Friday 16 May 2014

Dream network call: Share your dreams with us!!!!




Visualising the Dream imaginary

The project is about different ways of representing and visualising dreams. Alexandra and Eleanor are hoping to generate a network of dream sculptures for their research. By participating and sending us your objects and information we ask you to consent for these to possibly exhibited or published.


What do I need to do?

1. Tell us in one sentence about a dream you have had: _______________________________________________________________________

2. Gives us 3 key words that sum up the dream:__________________________________

3. Where were you located when you had the dream? What was the date?____________________________________________________________________

4. Ask a friend to represent your dream in a box no bigger than a mobile phone (eg.it could be a matchbox, a mint tin, a cigarette box, or any other container.)

5. Ask your friend to fill in one of these forms as well.

6. Try to depict your friend's dream in a box no bigger than a mobile phone. You can use found objects, cut-out pictures etc., anything you think is suitable.

7. Give us a nick name (or your real name) here that you don't mind being used in research papers or exhibitions etc.____________________________________________

8. Write a paper (no bigger than your box) with the following info:
My dream in a sentence:
Key words that sum up the dream:
Place and date of dream:
Dreamt by:
Visualised by:

please use nickname if you prefer to remain anonymous

8. Sent us: Your boxes, the small paper slip (step number 8) and this text filled out and signed. Also feel free to send us your comments and your emails if you would like to be informed of our ventures and exhibitions.

looking forward to your submissions!



Sign here that you agree to Alexandra Antonopoulou and Eleanor Dare publishing and presenting the material and information given:
NAME:
DATE:

SIGNATURE:

Crowdsourced Dreamspaces: a collective of analogue and digitally generated dream visualisations



This installation will draw on the conceptual foundation of the 'Digital Dreamhacker' (Antonopoulou, Dare 2013), a computer application and method that creates crowdsourced dream visualisations. We are in the process of creating an installation presenting a network of analogue generated sculptural dream visualisations put side by side with their digitally generated versions. The analogue generated sculptures will be created in a process of collaboration and interpretation in which dreamers exchange their dream descriptions and in turn they construct physical dream representations for each other; while the digitally generated images will be produced using the Dreamhacker app.
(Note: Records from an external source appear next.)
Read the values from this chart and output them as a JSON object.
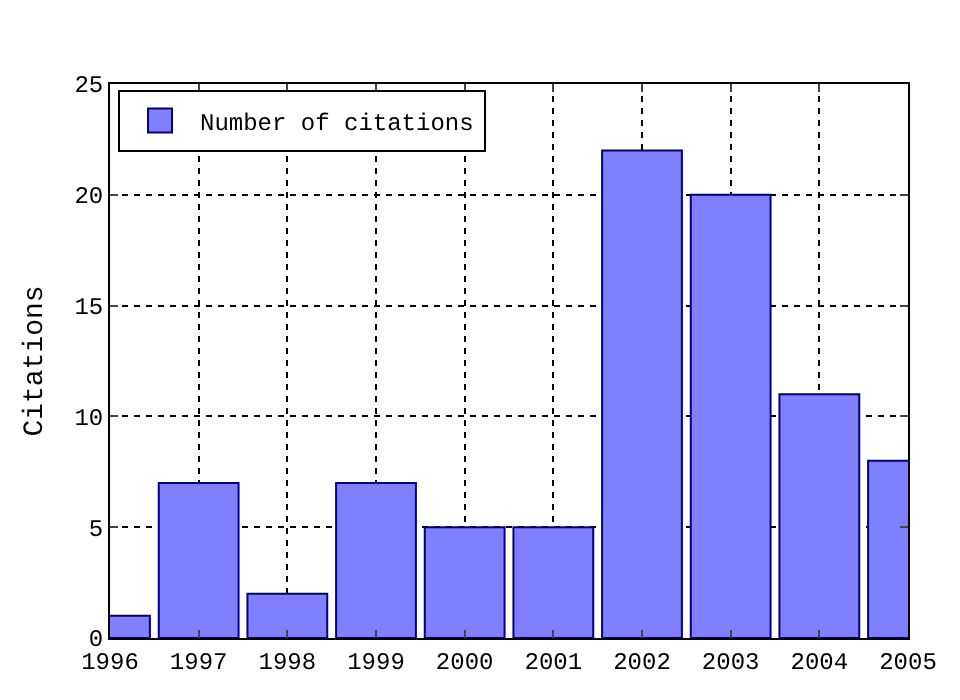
{
  "chart_data": {
    "type": "bar",
    "ylabel": "Citations",
    "x": [
      1996,
      1997,
      1998,
      1999,
      2000,
      2001,
      2002,
      2003,
      2004,
      2005
    ],
    "series": [
      {
        "name": "Number of citations",
        "color": "#8080ff",
        "values": [
          1,
          7,
          2,
          7,
          5,
          5,
          22,
          20,
          11,
          8
        ]
      }
    ],
    "xlim": [
      1996,
      2005
    ],
    "xticks": [
      1996,
      1997,
      1998,
      1999,
      2000,
      2001,
      2002,
      2003,
      2004,
      2005
    ],
    "ylim": [
      0,
      25
    ],
    "yticks": [
      0,
      5,
      10,
      15,
      20,
      25
    ],
    "grid": true,
    "legend": "top left"
  }
}
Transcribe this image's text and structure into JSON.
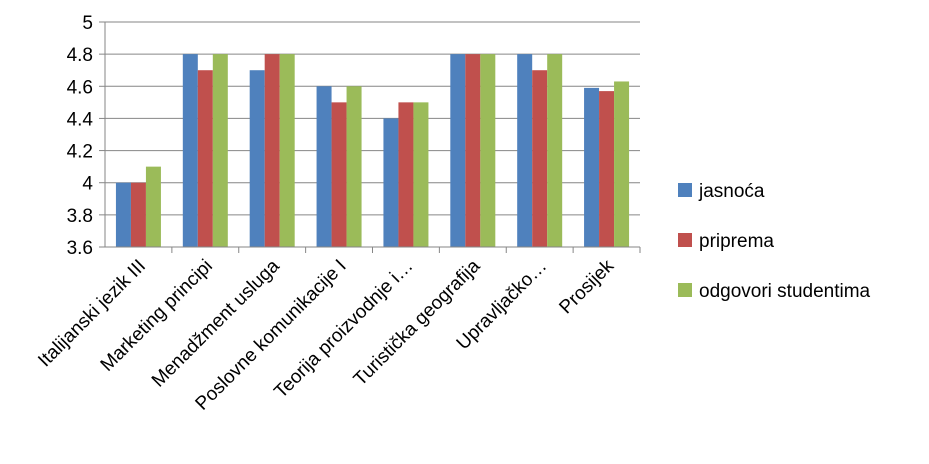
{
  "chart_data": {
    "type": "bar",
    "categories": [
      "Italijanski jezik III",
      "Marketing principi",
      "Menadžment usluga",
      "Poslovne komunikacije I",
      "Teorija proizvodnje i…",
      "Turistička geografija",
      "Upravljačko…",
      "Prosijek"
    ],
    "series": [
      {
        "name": "jasnoća",
        "color": "#4f81bd",
        "values": [
          4.0,
          4.8,
          4.7,
          4.6,
          4.4,
          4.8,
          4.8,
          4.59
        ]
      },
      {
        "name": "priprema",
        "color": "#c0504d",
        "values": [
          4.0,
          4.7,
          4.8,
          4.5,
          4.5,
          4.8,
          4.7,
          4.57
        ]
      },
      {
        "name": "odgovori studentima",
        "color": "#9bbb59",
        "values": [
          4.1,
          4.8,
          4.8,
          4.6,
          4.5,
          4.8,
          4.8,
          4.63
        ]
      }
    ],
    "yticks": [
      "3.6",
      "3.8",
      "4",
      "4.2",
      "4.4",
      "4.6",
      "4.8",
      "5"
    ],
    "ylim": [
      3.6,
      5.0
    ],
    "grid": true,
    "legend": "right"
  }
}
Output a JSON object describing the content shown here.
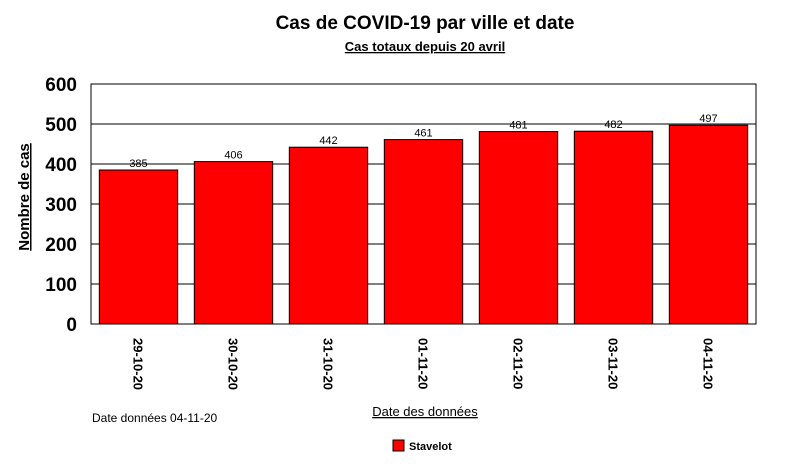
{
  "chart_data": {
    "type": "bar",
    "title": "Cas de COVID-19 par ville et date",
    "subtitle": "Cas totaux depuis 20 avril",
    "ylabel": "Nombre de cas",
    "xlabel": "Date des données",
    "ylim": [
      0,
      600
    ],
    "yticks": [
      0,
      100,
      200,
      300,
      400,
      500,
      600
    ],
    "grid": true,
    "categories": [
      "29-10-20",
      "30-10-20",
      "31-10-20",
      "01-11-20",
      "02-11-20",
      "03-11-20",
      "04-11-20"
    ],
    "series": [
      {
        "name": "Stavelot",
        "values": [
          385,
          406,
          442,
          461,
          481,
          482,
          497
        ],
        "color": "#ff0000"
      }
    ],
    "legend_position": "bottom-center"
  },
  "footnote": "Date données  04-11-20"
}
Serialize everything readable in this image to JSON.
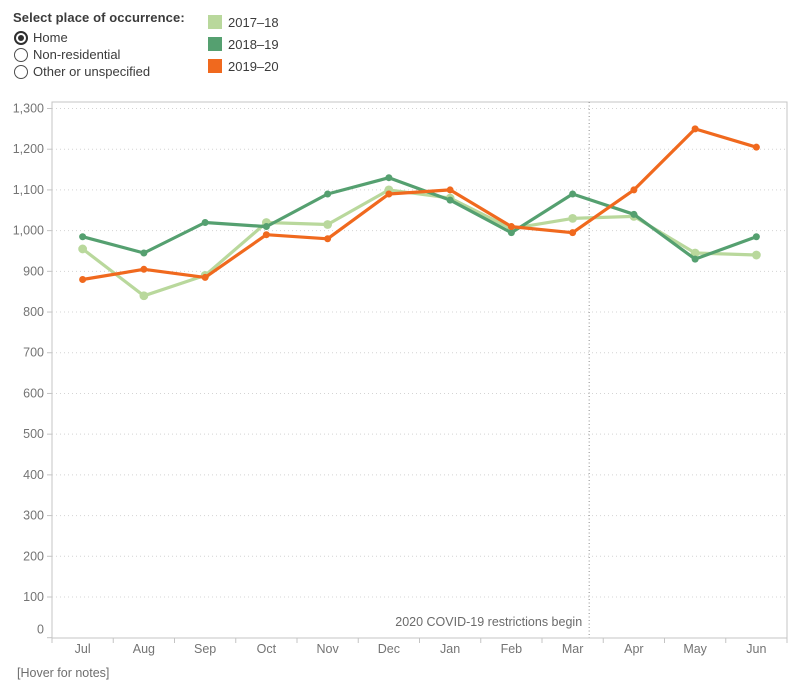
{
  "controls": {
    "label": "Select place of occurrence:",
    "options": [
      {
        "label": "Home",
        "selected": true
      },
      {
        "label": "Non-residential",
        "selected": false
      },
      {
        "label": "Other or unspecified",
        "selected": false
      }
    ]
  },
  "legend": {
    "items": [
      {
        "label": "2017–18",
        "color": "#b9d89c"
      },
      {
        "label": "2018–19",
        "color": "#55a070"
      },
      {
        "label": "2019–20",
        "color": "#f0691e"
      }
    ]
  },
  "footer": {
    "note": "[Hover for notes]"
  },
  "chart_data": {
    "type": "line",
    "title": "",
    "xlabel": "",
    "ylabel": "",
    "categories": [
      "Jul",
      "Aug",
      "Sep",
      "Oct",
      "Nov",
      "Dec",
      "Jan",
      "Feb",
      "Mar",
      "Apr",
      "May",
      "Jun"
    ],
    "series": [
      {
        "name": "2017–18",
        "color": "#b9d89c",
        "marker_radius": 4.4,
        "values": [
          955,
          840,
          890,
          1020,
          1015,
          1100,
          1080,
          1005,
          1030,
          1035,
          945,
          940
        ]
      },
      {
        "name": "2018–19",
        "color": "#55a070",
        "marker_radius": 3.5,
        "values": [
          985,
          945,
          1020,
          1010,
          1090,
          1130,
          1075,
          995,
          1090,
          1040,
          930,
          985
        ]
      },
      {
        "name": "2019–20",
        "color": "#f0691e",
        "marker_radius": 3.5,
        "values": [
          880,
          905,
          885,
          990,
          980,
          1090,
          1100,
          1010,
          995,
          1100,
          1250,
          1205
        ]
      }
    ],
    "ylim": [
      0,
      1300
    ],
    "ytick_interval": 100,
    "grid": "horizontal-dotted",
    "legend_position": "top-left",
    "reference_line": {
      "label": "2020 COVID-19 restrictions begin",
      "x_index": 8.27,
      "orientation": "vertical",
      "style": "dotted"
    }
  }
}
We will also provide visitors with the opportunity and tools to use the app and generate crowdsourced representations of their own dreams, while also offering them opportunities to create physical models of other people's dreams. The project would result in an impressive collaborative sculpture, a physical network of dream imaginaries.

The proposed work focuses on the social context of dreams, creating visualisations that are neither a depiction of individual imaginings or a means of enhancing artistic skill, but a reframing of dreams within the technical and cultural Imaginary, meaning that which forms our collective understandings and expectations of social life. Through this work we investigate not only how the illogic of dreams can be embedded into new computational paradigms that challenge orthodox creative practices but we also comment on the relationship between the human and the machinic mediation and collective (un)consciousness. It is a research strategy in which social media and mediation are innovative contexts for exploring technology and the imagination, supported by methods that emanate from both critical design and network analysis. This project goes beyond many critical and speculative design ideas by actually implementing a working system that forms an intellectual and physical space for cross-disciplinary discussion.